Vers la fin du XIX° siècle, l’abbé Salomon, devenu propriétaire du prieuré de Saint Brisson est venu l’habiter pour y couler une retraite paisible. Outre le service de la paroisse de La Bonneville toute proche et les prières, il s’adonnait à la recherche de l’histoire de la région en général et, en particulier celle du prieuré. Il écrivit, ainsi de nombreux ouvrages concernant ce dernier qui, avant de devenir un simple prieuré, était, à l’origine, une abbaye pour ensuite devenir un monastère. Durant des siècles ce monastère ou cette abbaye levait des impôts dans toute la région.

 

Hormis les études et les écritures, l’abbé cultivait les quelques parcelles dépendant du prieuré disséminées un peu partout sur le territoire de la commune. Je n’ai jamais su s’il avait un cheval pour travailler la terre ou si c’était un cultivateur de La Bonneville qui lui réalisait les gros travaux. Quoiqu’il en soit, c’était mon grand père qui lui fauchait sa moisson avec sa faux, ainsi que cela se faisait à l’époque.

 

Ici je dois ouvrir une parenthèse. Ce bon curé ne vivait pas seul. Il était servi par Eugénie, une maîtresse femme qui, outre ses services, ne se gênait pas avec son vénérable maître qu’elle « saboulait » à tout bout de champ. Sa plus fidèle compagne était, sans aucun doute, sa bonne chienne appelée Myrza qui l’accompagnait partout où il se rendait, sauf bien sûr, lorsqu’il célébrait la messe. Il y avait aussi, dans les lieux un gros matou gris, comme son nom le disait si bien, appelé Mistigris.

 

Par une belle journée d’août, où le soleil tapait dur, mon grand père, hissant la faux sur son épaule, après avoir passé le b’vat ou buvat* dans sa ceinture, s’en va, accompagné par ma grand-mère armée de sa serpette qui lui servait pour enjaveler et maman, âgée d’une douzaine d’année, qui fermait la marche, partirent par la sente des Saints, en direction de Saint Brisson,  pour moissonner la modeste récolte de l’abbé.

 

Arrivés à destination, nos moissonneurs constatent rapidement que l’atmosphère n’est pas au beau fixe ! Le brave curé affiche un air penaud, inhabituel chez lui. Eugénie, quant à elle, elle arbore sa tête des mauvais jours !

 

Mon grand père qui la connaît bien pour être, comme elle, natif du village, lui pose la question rituelle – Qu’est ce qu’il y à Eugénie t’en fais une g… ?

 

Et Eugénie d’exploser en lorgnant du côté de l’abbé, appuyé au chambranle de la porte de la cuisine : -- Tais-toi donc ! Ce gros…suivait un terme fort irrévérencieux, à envoyé Mirza après Mistigris. La moutarde m’a monté au nez, j’avais la soupière dans les mains et je l’ai collée au plafond !

 

Dans un beau mouvement d’ensemble, voila trois paires d’yeux braquant l’endroit désigné où une large tache laisse encore tomber quelques gouttes retardataires provenant de la potée destinée au repas de midi. Le carrelage de la pièce et les meubles étaient maculés par des taches graisseuses sommairement essuyées.
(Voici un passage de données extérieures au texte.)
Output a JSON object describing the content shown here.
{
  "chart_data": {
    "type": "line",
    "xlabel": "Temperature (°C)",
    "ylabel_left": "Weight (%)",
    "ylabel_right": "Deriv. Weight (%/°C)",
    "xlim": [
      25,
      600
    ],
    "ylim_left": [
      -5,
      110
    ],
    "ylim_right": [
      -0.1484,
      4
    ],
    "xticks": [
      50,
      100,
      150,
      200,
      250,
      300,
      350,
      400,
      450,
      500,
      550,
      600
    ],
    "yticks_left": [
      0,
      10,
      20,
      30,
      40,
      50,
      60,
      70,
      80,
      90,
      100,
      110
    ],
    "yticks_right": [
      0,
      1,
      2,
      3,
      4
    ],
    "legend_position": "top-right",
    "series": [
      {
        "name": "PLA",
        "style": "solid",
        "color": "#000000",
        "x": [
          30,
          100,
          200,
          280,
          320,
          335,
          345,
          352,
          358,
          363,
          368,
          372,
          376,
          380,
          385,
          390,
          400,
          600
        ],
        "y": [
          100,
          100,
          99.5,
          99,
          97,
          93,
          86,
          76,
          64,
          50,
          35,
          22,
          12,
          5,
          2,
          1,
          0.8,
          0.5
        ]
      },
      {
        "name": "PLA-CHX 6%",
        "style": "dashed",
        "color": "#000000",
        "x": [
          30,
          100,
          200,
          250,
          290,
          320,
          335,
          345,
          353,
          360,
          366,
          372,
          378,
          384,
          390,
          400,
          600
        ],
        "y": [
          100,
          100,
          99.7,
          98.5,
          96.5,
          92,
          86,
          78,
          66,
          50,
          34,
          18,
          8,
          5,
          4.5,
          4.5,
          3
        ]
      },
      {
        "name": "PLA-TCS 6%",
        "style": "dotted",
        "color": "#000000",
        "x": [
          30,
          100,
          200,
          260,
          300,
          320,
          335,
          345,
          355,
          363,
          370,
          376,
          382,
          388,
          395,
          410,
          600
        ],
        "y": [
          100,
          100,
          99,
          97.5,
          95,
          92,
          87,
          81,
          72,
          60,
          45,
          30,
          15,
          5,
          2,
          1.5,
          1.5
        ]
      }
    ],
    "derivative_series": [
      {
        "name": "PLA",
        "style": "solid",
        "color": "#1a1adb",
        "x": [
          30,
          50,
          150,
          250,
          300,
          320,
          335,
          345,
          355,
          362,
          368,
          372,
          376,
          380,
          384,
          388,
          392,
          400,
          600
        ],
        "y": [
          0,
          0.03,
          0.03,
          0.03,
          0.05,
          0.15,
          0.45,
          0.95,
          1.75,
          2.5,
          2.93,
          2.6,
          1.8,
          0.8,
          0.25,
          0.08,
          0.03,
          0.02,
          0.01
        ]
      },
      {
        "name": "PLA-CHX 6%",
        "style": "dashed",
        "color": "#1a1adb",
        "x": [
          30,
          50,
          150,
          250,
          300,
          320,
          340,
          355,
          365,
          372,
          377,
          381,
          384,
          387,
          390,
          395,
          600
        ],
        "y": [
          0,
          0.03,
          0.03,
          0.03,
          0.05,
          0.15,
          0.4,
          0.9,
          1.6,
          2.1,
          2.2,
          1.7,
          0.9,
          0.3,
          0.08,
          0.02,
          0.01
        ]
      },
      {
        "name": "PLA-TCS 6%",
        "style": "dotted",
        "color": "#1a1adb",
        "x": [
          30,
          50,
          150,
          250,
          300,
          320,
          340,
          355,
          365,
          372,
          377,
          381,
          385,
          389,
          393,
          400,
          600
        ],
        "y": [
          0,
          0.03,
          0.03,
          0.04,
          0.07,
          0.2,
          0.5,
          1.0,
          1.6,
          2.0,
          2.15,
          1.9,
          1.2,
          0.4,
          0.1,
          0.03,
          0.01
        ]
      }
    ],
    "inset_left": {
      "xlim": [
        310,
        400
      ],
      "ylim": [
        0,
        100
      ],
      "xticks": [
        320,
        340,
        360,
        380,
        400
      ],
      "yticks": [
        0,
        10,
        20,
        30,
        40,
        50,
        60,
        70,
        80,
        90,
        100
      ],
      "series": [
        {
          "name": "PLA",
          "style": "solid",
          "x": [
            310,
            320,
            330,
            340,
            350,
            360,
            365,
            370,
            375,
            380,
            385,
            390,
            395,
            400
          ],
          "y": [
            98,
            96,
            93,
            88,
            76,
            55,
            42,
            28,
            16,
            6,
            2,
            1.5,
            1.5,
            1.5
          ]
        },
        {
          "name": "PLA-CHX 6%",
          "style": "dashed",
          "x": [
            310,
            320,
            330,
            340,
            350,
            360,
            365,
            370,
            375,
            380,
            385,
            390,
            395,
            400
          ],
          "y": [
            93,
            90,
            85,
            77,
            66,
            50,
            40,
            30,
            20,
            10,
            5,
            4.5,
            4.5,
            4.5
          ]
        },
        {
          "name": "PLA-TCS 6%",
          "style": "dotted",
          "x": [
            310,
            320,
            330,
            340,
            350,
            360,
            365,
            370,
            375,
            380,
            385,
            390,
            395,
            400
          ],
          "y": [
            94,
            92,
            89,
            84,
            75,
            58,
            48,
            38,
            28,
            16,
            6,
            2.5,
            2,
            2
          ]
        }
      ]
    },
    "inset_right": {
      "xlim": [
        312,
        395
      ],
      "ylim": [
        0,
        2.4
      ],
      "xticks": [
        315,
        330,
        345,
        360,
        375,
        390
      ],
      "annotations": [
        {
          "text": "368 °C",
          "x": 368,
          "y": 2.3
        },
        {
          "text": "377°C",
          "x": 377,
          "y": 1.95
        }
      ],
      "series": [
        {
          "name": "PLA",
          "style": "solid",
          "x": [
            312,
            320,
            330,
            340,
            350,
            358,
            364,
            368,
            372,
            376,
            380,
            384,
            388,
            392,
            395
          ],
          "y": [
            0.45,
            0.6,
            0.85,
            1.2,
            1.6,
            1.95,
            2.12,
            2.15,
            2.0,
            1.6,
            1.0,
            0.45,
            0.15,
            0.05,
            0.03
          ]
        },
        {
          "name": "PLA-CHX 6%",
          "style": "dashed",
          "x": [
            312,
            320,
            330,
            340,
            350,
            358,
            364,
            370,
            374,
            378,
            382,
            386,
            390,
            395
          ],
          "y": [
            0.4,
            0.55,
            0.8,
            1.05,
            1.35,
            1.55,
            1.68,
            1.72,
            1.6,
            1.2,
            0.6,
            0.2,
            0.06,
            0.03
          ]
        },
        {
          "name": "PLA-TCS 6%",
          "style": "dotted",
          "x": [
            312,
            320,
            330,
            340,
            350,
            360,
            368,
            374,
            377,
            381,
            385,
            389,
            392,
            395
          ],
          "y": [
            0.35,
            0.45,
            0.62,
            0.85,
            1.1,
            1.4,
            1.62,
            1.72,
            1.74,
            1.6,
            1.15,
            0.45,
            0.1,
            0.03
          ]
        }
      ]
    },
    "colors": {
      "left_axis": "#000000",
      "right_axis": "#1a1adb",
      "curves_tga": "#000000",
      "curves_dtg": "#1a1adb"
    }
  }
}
Plus ou moins indifférent à cette tirade, le bon curé, le regard perdu par dela les futaies, demeurait imperturbable, habitué qu’il était, aux sarcasmes de son « employée ».

 

Suite à cette algarade, nos moissonneurs jugèrent prudent de ne pas trop s’attarder et se mirent tout de suite à l’ouvrage. L’après midi calma un tant soit peu l’orage.

 

Ils eurent même droit à un rafraîchissement avant de prendre le chemin du retour.

 

Tout le monde avait très surpris par le manque de respect manifesté envers ce vénérable curé que les paroissiens considéraient avec déférence partout où il officiait. La plus choquée fut certainement maman et elle ne devait jamais oublier cet incident.

 

 

 

Mars 2003 A.D.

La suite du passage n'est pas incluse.